The settlement covers allegations that distributors had inadequate controls and oversight in supplying billions of addictive pain pills that fueled the overdose deaths of hundreds of thousands of Americans. In the case of Johnson & Johnson, the suits accused the company of downplaying and misleading doctors and consumers over the addictive properties of the drugs. The companies have all denied wrongdoing as a part of the settlement.

While news of the opioid crisis took a back seat to the COVID-19 pandemic, the stressors of the new public health crisis appear to have exacerbated the old one. Drug overdose deaths in the U.S. topped 100,000 during the 12-month period ending in April 2021, according to provisional data from the National Center for Health Statistics, an increase of nearly 29% from the year before.

The settlement does not signal an end to the legal troubles of drug manufacturers and distributors, who face more than 4,000 lawsuits by local and state governments, according to Bloomberg News. Washington State, which rejected the terms of the settlement agreement and its $527 million-share, began a jury trial against the defendants in November. A resulting judgement could total more than $95 billion, the companies named in the suit have said.

Other states that have declined to participate in the settlement include Alabama, Nevada, New Mexico, Oklahoma and West Virginia.

The settlement also does not resolve additional claims against the major opioid manufacturer Teva and pharmacies like CVS, Walgreens, and Walmart.

Also conspicuously absent is the maker of OxyContin Purdue Pharma, which sought bankruptcy protection from thousands of lawsuits in 2019. In 2020, Purdue agreed to plead guilty to federal criminal charges for its marketing of the highly addictive painkiller. While the settlement agreement negotiated with the Department of Justice totaled $8.3 billion, bankruptcy shielded the company from paying the full amount.

That settlement was thrown into disarray on Dec. 16 when a federal judge ruled that the settlement could not release members of the Sackler family, who own Purdue, from civil liability in opioid crisis-related cases.

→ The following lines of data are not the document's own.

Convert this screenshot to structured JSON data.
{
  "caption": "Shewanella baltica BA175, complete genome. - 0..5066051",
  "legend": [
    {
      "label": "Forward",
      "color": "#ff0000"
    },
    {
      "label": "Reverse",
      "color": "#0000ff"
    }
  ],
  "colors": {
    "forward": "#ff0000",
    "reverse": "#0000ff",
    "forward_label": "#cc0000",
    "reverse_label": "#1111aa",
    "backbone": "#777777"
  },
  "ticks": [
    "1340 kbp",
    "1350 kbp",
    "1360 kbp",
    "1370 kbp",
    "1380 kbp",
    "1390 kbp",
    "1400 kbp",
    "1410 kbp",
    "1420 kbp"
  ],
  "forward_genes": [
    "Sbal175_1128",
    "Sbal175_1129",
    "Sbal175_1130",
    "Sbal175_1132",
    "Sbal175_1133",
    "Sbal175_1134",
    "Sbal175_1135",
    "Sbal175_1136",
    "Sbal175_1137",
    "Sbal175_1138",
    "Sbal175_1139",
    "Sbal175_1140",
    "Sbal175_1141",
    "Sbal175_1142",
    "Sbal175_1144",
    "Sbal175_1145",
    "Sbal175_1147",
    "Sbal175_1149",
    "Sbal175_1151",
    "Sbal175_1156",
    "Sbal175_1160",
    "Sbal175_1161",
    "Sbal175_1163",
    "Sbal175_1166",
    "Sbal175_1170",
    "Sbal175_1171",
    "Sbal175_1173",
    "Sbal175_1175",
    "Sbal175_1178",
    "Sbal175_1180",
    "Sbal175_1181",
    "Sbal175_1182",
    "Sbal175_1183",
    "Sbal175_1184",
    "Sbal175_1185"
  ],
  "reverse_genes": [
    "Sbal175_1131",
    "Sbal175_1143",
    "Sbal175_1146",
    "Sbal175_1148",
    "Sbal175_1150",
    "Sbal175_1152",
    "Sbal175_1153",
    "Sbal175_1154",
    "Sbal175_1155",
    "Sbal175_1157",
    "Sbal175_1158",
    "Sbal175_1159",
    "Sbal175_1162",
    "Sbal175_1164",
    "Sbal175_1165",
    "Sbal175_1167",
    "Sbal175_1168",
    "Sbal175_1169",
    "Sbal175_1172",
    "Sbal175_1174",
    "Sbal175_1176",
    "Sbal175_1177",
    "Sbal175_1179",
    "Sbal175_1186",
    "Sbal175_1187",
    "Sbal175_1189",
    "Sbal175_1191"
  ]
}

The city has not yet determined the ways in which it will utilize the money, but it provided a number of possibilities allowed under the settlement agreement. The funds, estimated at up to $1,011,465 over 18 years, must go toward “opioid remediation,” or programs and spending that “address the misuse and abuse of opioid products; treat or mitigate opioid use or related disorders; or mitigate other alleged effects of the opioid abuse crisis.”